The United States government has issued a security warning to their citizens late Wednesday night not to travel to some states in the northern and southern region of Nigeria due to a potential terrorist attack by the Islamist group, Boko Haram.

This warning became necessary considering the fact that the sect group have initiated another method of attacking innocent people by disguising themselves as Fulani herdsmen in order to cause mayhem. Recent attacks in Borno, Imo, Benue, Yobe, Adamawa, Enugu and Abuja by the Fulani herdsmen have called for serious security tightening.

Boko Haram’s affiliate ISIS, has overtaken regions of Iraq and Syria, but Boko Haram is apparently succeeding them as one of the world’s most deadly terrorist gangs. This is according to a report from the Global terrorism index for 2015, which states that Boko Haram succeeded in killing 6,644 people between 2014 and 2015, surpassing ISIS, who killed a total of 6,073 people.

Boko Haram, whose name roughly translates to “western education is forbidden”, is based in Nigeria’s northeast region and is also active in Chad, Niger and northern Cameroon.
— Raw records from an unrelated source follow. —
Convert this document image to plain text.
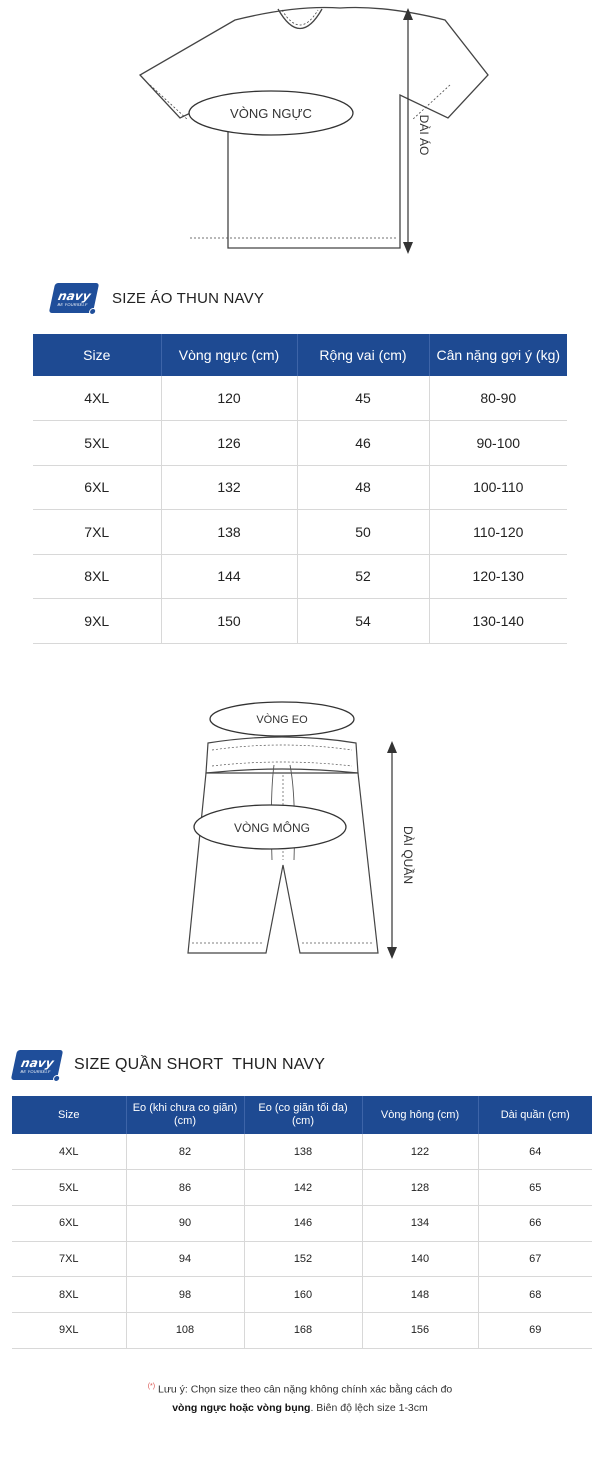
VÒNG NGỰC
DÀI ÁO
navy
BE YOURSELF SIZE ÁO THUN NAVY
Size	Vòng ngực (cm)	Rộng vai (cm)	Cân nặng gợi ý (kg)
4XL	120	45	80-90
5XL	126	46	90-100
6XL	132	48	100-110
7XL	138	50	110-120
8XL	144	52	120-130
9XL	150	54	130-140
VÒNG EO
VÒNG MÔNG	DÀI QUẦN
navy
BE YOURSELF SIZE QUẦN SHORT  THUN NAVY
Size	Eo (khi chưa co giãn) (cm)	Eo (co giãn tối đa) (cm)	Vòng hông (cm)	Dài quần (cm)
4XL	82	138	122	64
5XL	86	142	128	65
6XL	90	146	134	66
7XL	94	152	140	67
8XL	98	160	148	68
9XL	108	168	156	69
(*) Lưu ý: Chọn size theo cân nặng không chính xác bằng cách đo
vòng ngực hoặc vòng bụng. Biên độ lệch size 1-3cm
The group had alleged links to Al Qaeda, but in March 2015, it announced its allegiance to ISIS. Since the current insurgency started in 2009, it has displaced about 2.9 million from their homes, the majority in Borno, Yobe and Adamawa states.
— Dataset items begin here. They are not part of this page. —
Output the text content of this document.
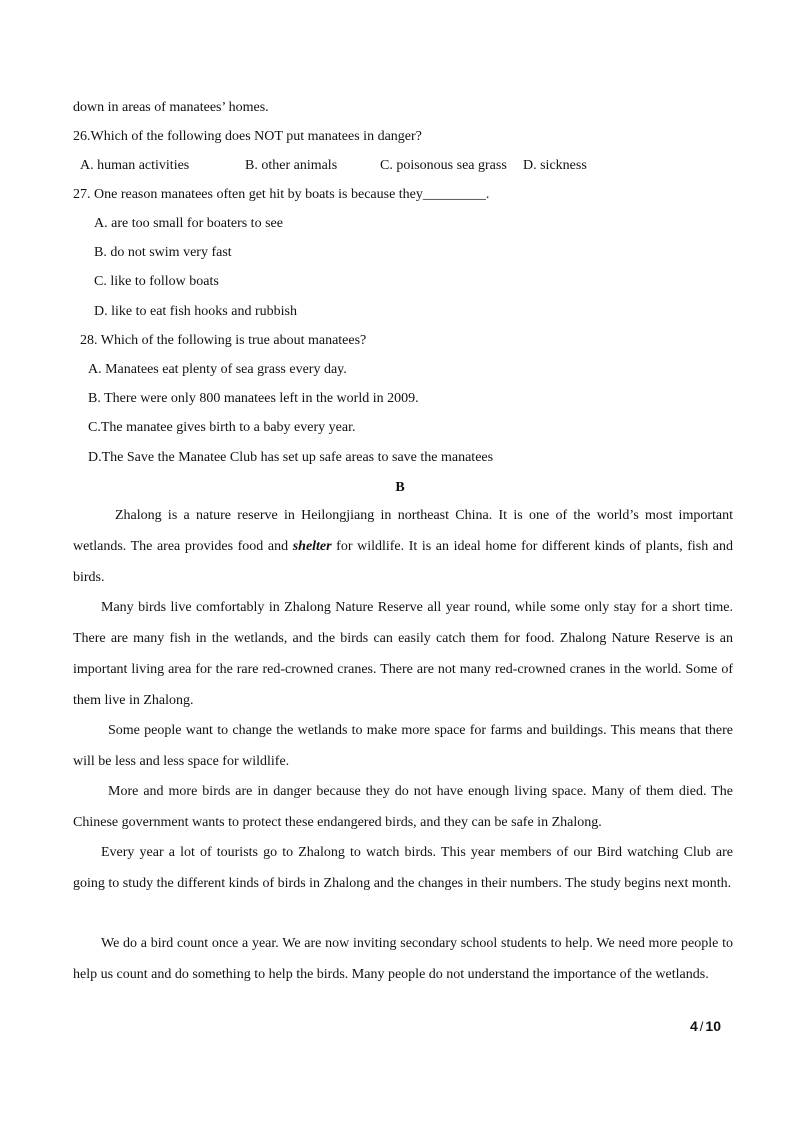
down in areas of manatees’ homes.
26.Which of the following does NOT put manatees in danger?
A. human activities	B. other animals	C. poisonous sea grass D. sickness
27. One reason manatees often get hit by boats is because they_________.
A. are too small for boaters to see
B. do not swim very fast
C. like to follow boats
D. like to eat fish hooks and rubbish
28. Which of the following is true about manatees?
A. Manatees eat plenty of sea grass every day.
B. There were only 800 manatees left in the world in 2009.
C.The manatee gives birth to a baby every year.
D.The Save the Manatee Club has set up safe areas to save the manatees
B
Zhalong is a nature reserve in Heilongjiang in northeast China. It is one of the world’s most important wetlands. The area provides food and shelter for wildlife. It is an ideal home for different kinds of plants, fish and birds.
Many birds live comfortably in Zhalong Nature Reserve all year round, while some only stay for a short time. There are many fish in the wetlands, and the birds can easily catch them for food. Zhalong Nature Reserve is an important living area for the rare red-crowned cranes. There are not many red-crowned cranes in the world. Some of them live in Zhalong.
Some people want to change the wetlands to make more space for farms and buildings. This means that there will be less and less space for wildlife.
More and more birds are in danger because they do not have enough living space. Many of them died. The Chinese government wants to protect these endangered birds, and they can be safe in Zhalong.
Every year a lot of tourists go to Zhalong to watch birds. This year members of our Bird watching Club are going to study the different kinds of birds in Zhalong and the changes in their numbers. The study begins next month.
We do a bird count once a year. We are now inviting secondary school students to help. We need more people to help us count and do something to help the birds. Many people do not understand the importance of the wetlands.
4 / 10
Despite the Department of State’s readiness to give adequate security to their citizens living in Nigeria, they also “recommend against all but essential travel to the aforementioned states due to the risk of kidnappings, robberies, and other armed attacks such as Bauchi, Bayelsa, Delta, Edo, Gombe, Imo, Jigawa, Kaduna, Kano, Katsina, Kebbi, Kogi, Niger, Plateau, Rivers, Sokoto, and Zamfara”.

“The Department also warns against travel in the Gulf of Guinea, because of the threat of piracy” the advisory published online added.

In addition, the U.S. advised its citizens to be security conscious and avoid visiting government facilities; churches, mosques, and other places of worship; locations where large crowds may gather, such as hotels, clubs, bars, restaurants, markets, shopping malls; and other areas frequented by expatriates and foreign travelers.

“Security measures in Nigeria remain heightened due to threats posed by extremist groups, and U.S. citizens may encounter police and military checkpoints, additional security, and possible road blocks throughout the country.

It added that based on safety and security risk assessments, the embassy maintains restrictions for travel by U.S. officials to the states listed above; officials must receive advance clearance by the U.S. Mission for any travel to those states.